Some brass scrap indices declined on a weak Comex market Friday, but their near-term prospects nevertheless remain positive.

The copper component of brass was slightly weaker over the past week, as reflected in brass mills’ reactions to the Comex market peaking, then falling. Now that the Comex market has broken the $3/lb mark, scrap has become more abundant and readily available.
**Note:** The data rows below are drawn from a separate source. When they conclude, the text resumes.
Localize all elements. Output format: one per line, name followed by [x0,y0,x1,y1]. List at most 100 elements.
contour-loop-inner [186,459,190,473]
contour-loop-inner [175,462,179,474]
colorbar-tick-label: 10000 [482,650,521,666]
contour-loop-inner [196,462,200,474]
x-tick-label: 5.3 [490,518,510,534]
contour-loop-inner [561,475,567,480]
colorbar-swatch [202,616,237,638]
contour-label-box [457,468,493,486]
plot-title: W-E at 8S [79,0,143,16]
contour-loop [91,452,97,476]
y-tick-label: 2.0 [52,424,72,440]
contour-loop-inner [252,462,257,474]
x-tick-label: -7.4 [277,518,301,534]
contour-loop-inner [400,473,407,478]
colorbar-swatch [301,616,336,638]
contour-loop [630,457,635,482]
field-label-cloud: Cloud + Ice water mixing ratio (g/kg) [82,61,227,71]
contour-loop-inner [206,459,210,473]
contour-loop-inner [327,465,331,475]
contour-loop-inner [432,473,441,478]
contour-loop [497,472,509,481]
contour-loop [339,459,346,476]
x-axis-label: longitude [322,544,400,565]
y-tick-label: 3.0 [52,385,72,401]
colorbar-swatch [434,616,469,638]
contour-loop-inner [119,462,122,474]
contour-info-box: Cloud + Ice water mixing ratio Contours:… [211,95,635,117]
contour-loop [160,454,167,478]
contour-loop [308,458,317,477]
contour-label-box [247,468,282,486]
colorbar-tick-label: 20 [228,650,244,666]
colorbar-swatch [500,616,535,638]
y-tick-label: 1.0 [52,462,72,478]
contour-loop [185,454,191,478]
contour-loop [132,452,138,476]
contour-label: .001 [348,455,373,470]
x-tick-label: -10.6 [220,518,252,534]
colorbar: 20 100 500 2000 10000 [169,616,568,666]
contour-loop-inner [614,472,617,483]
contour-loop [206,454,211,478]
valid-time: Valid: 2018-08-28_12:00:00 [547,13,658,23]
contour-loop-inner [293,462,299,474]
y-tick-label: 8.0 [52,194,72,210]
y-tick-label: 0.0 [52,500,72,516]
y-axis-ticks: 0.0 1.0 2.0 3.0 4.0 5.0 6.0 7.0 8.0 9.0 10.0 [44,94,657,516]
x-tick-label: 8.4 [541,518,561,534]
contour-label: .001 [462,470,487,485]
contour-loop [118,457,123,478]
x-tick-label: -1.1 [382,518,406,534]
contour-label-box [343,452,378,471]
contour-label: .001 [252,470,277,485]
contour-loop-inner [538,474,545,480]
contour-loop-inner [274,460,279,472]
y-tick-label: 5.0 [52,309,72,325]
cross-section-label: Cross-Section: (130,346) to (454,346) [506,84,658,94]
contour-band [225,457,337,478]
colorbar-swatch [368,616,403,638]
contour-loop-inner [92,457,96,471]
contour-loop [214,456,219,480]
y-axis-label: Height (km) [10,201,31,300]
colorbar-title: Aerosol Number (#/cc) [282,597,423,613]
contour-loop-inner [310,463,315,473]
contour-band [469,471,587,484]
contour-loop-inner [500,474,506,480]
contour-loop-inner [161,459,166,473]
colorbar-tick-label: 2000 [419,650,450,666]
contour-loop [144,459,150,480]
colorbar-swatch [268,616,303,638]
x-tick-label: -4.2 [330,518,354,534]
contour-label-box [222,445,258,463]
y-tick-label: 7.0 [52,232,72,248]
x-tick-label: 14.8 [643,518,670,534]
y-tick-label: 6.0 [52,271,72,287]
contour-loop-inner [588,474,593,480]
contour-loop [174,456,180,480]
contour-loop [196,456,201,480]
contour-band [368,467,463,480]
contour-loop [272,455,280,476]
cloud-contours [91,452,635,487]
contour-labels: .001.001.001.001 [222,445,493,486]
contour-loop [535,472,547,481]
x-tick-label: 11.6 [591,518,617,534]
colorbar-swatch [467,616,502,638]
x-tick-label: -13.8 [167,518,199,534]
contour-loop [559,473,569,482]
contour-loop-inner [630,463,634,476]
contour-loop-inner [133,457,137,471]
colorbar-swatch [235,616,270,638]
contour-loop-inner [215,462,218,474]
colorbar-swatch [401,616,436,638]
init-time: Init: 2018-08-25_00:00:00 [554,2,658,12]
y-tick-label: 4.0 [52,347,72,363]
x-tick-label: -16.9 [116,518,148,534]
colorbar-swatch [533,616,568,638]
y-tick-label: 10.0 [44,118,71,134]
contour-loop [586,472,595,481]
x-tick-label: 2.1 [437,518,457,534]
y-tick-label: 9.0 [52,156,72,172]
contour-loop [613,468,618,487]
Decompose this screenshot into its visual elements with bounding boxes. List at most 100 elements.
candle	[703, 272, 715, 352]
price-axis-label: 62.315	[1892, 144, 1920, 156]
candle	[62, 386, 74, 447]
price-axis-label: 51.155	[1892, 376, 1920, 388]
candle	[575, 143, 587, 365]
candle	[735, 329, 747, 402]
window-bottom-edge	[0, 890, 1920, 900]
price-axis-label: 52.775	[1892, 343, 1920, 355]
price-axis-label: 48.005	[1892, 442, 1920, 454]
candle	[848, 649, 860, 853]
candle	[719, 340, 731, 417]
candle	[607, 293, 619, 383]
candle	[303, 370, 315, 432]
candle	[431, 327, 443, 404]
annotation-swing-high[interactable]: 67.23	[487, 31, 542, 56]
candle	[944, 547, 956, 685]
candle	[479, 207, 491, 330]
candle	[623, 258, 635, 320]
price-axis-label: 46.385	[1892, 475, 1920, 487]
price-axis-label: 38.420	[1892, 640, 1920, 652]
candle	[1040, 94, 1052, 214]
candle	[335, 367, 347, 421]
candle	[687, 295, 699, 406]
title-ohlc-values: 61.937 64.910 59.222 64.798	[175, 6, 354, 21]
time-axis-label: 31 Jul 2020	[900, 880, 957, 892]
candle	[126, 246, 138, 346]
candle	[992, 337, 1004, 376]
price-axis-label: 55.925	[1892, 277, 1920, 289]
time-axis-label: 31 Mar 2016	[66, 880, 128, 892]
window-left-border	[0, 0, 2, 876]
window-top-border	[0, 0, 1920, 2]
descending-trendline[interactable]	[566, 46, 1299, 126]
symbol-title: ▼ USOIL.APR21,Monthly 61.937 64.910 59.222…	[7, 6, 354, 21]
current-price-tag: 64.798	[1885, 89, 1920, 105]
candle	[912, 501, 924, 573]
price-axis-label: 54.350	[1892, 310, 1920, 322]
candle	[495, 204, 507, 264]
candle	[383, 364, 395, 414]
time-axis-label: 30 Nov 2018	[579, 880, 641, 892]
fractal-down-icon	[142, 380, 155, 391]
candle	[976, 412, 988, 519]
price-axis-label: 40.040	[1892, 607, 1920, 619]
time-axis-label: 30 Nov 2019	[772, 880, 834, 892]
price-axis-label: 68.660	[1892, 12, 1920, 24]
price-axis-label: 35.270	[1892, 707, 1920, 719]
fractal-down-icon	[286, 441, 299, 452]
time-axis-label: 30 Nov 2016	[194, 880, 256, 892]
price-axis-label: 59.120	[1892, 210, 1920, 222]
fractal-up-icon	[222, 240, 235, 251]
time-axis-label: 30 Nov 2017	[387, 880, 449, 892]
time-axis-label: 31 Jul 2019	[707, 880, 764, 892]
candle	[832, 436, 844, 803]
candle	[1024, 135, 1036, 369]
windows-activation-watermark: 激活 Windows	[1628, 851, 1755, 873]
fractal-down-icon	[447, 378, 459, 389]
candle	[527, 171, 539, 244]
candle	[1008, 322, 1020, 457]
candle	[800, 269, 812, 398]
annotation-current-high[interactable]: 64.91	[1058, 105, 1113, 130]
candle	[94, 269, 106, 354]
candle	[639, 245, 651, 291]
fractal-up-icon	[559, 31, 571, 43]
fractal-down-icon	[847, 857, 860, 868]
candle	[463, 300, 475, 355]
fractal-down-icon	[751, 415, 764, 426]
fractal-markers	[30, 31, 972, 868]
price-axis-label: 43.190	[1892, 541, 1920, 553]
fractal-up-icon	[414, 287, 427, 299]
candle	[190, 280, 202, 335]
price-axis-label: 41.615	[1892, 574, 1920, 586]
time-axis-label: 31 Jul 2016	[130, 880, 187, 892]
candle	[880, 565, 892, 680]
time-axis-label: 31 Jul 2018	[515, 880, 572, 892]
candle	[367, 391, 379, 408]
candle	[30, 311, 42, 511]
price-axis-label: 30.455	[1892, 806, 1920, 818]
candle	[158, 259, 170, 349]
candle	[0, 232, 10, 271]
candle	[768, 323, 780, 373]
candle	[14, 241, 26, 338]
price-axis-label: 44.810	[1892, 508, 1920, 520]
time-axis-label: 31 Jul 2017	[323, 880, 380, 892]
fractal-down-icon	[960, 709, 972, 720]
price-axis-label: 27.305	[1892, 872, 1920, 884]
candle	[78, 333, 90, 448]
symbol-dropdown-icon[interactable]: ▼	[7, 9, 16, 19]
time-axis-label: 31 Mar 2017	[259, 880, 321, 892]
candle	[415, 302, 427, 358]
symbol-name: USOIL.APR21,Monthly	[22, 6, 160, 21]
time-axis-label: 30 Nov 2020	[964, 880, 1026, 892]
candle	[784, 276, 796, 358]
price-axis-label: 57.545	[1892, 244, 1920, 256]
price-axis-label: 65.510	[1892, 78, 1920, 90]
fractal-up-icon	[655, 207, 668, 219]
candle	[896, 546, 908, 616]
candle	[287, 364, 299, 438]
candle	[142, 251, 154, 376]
Copper scrap spreads have continued widening over the past two weeks, and brass mills have enjoyed strong demand for their end products more than regular copper producers have.

The weekly Davis Index for 360-rod borings decreased by 0.5¢/lb to $2.087lb delivered US consumers, and increased by 0.5¢/lb for brass radiators to $1.692/lb delivered US consumer.  

 

The weekly Davis Index for the C-200 series alloy copper spread widened by 0.1¢/lb to 10.8¢/lb under the Comex spot contract, while the C-200 series zinc spread contracted by 0.1¢/lb to 6¢/lb under the LME Zinc cash contract.

 

The Comex spot copper contract declined by 1¢/lb to $3.03/lb on Friday from September 4, while the spot LME Zinc official contract decreased by $5/mt from September 4 to close today at $2,428.5/mt.

Civil strife throughout the US is driving strong ammunition sales, as has the potential for a different party getting elected to the White House in November. Both factors have impelled gun owners to stock up on rounds, which has catalyzed demand for brass sheet.